One weakness of the study in my opinion is that comparing one sample point in Britain against many sample points from around the world, and generating the overlap percentages is not the best method for investigating global taxa overlap of communities. I think that comparing each sample point in the ICoMM to every other point in the ICoMM would give a higher average overlap, rather than using L4-DeepSeq as the central reference point. The average overlap between all samples is likely greater than the average overlap between L4-DeepSeq with each other sample.
The use of extreme habitats such as hydrothermal vents, cold seeps and estuaries likely pulled the average down due to their large number of specialised and endemic taxa. Excluding them from the dataset may produce stronger evidence for a global microbial seedbank for the general ocean.

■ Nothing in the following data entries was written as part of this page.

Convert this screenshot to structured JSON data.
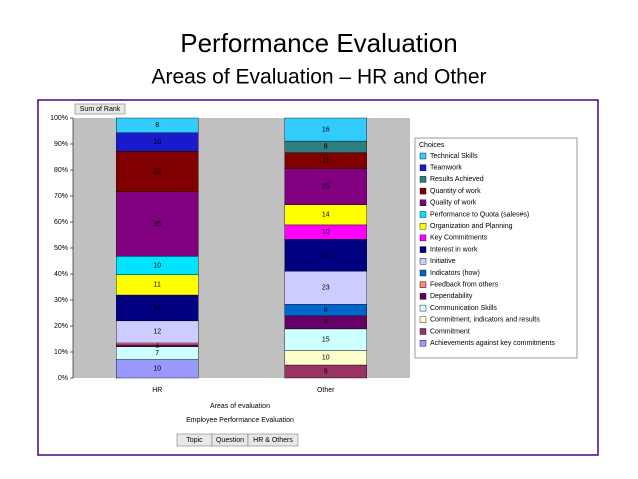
{
  "chart_data": {
    "type": "stacked-bar-100",
    "title": "Performance Evaluation",
    "subtitle": "Areas of Evaluation – HR and Other",
    "value_field": "Sum of Rank",
    "legend_title": "Choices",
    "x_label": "Areas of evaluation",
    "page_field": "Employee Performance Evaluation",
    "field_buttons": [
      "Topic",
      "Question",
      "HR & Others"
    ],
    "categories": [
      "HR",
      "Other"
    ],
    "ylim": [
      0,
      100
    ],
    "yticks": [
      {
        "value": 0,
        "label": "0%"
      },
      {
        "value": 10,
        "label": "10%"
      },
      {
        "value": 20,
        "label": "20%"
      },
      {
        "value": 30,
        "label": "30%"
      },
      {
        "value": 40,
        "label": "40%"
      },
      {
        "value": 50,
        "label": "50%"
      },
      {
        "value": 60,
        "label": "60%"
      },
      {
        "value": 70,
        "label": "70%"
      },
      {
        "value": 80,
        "label": "80%"
      },
      {
        "value": 90,
        "label": "90%"
      },
      {
        "value": 100,
        "label": "100%"
      }
    ],
    "series": [
      {
        "name": "Technical Skills",
        "color": "#33ccff",
        "values": [
          8,
          16
        ]
      },
      {
        "name": "Teamwork",
        "color": "#1a1acc",
        "values": [
          10,
          null
        ]
      },
      {
        "name": "Results Achieved",
        "color": "#2e7f7f",
        "values": [
          null,
          8
        ]
      },
      {
        "name": "Quantity of work",
        "color": "#800000",
        "values": [
          22,
          11
        ]
      },
      {
        "name": "Quality of work",
        "color": "#800080",
        "values": [
          35,
          25
        ]
      },
      {
        "name": "Performance to Quota (sales#s)",
        "color": "#00e5ff",
        "values": [
          10,
          null
        ]
      },
      {
        "name": "Organization and Planning",
        "color": "#ffff00",
        "values": [
          11,
          14
        ]
      },
      {
        "name": "Key Commitments",
        "color": "#ff00ff",
        "values": [
          null,
          10
        ]
      },
      {
        "name": "Interest in work",
        "color": "#000080",
        "values": [
          14,
          22
        ]
      },
      {
        "name": "Initiative",
        "color": "#ccccff",
        "values": [
          12,
          23
        ]
      },
      {
        "name": "Indicators (how)",
        "color": "#0066cc",
        "values": [
          null,
          8
        ]
      },
      {
        "name": "Feedback from others",
        "color": "#ff8080",
        "values": [
          1,
          null
        ]
      },
      {
        "name": "Dependability",
        "color": "#660066",
        "values": [
          1,
          9
        ]
      },
      {
        "name": "Communication Skills",
        "color": "#ccffff",
        "values": [
          7,
          15
        ]
      },
      {
        "name": "Commitment, indicators and results",
        "color": "#ffffcc",
        "values": [
          null,
          10
        ]
      },
      {
        "name": "Commitment",
        "color": "#993366",
        "values": [
          null,
          9
        ]
      },
      {
        "name": "Achievements against key commitments",
        "color": "#9999ff",
        "values": [
          10,
          null
        ]
      }
    ]
  }
}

Gibbons, S. M., Caporaso, J. G., Pirrung, M., Field, D., Knight, R., & Gilbert, J. A. (2013). Evidence for a persistent microbial seed bank throughout the global ocean. Proceedings of the National Academy of Sciences, 110(12), 4651-4655.


1 comment:

  1. Hi Dave,

    I think the authors' assumption is an interesting point of view for the global distribution of microbial taxa, however, I agree with you that is rather difficult to draw conclusions when they only compare this one site from the British Channel with some other random environments. I think more sampling effort from more sites and much more analyses would be needed to confirm this trend. Moreover I agree with you that 100% would be very unlikely even if the sampling effort would be tremendous; even though the marine environment is a dynamic habitat and mixing occurs constantly, I find it impossible to have the same taxonomic group in every environment. Although many microbes can be tolerant to many environmental conditions, growth and survival of microbes is often limited to some extent. For me it is hard to imagine that all taxa are present in every environment (e.g. poles vs. tropics?), yet I find that the idea of a persistant microbial seed bank is an interesting thought and it would be worth to establish more comparisons with (as the authors suggested) greater sampling effort!
    When the authors compared their samples from the British Channel to the ones from the other habitats - do you know over how many years the databanks they used from the other samples have been built? Even though it is rather unlikely, but if the databanks they used were sampled for a longer or shorter period of time, it is important to consider natural events that might have occurred during this time and could have affected the distribution of some groups. I'm not sure how much that would matter for this research though.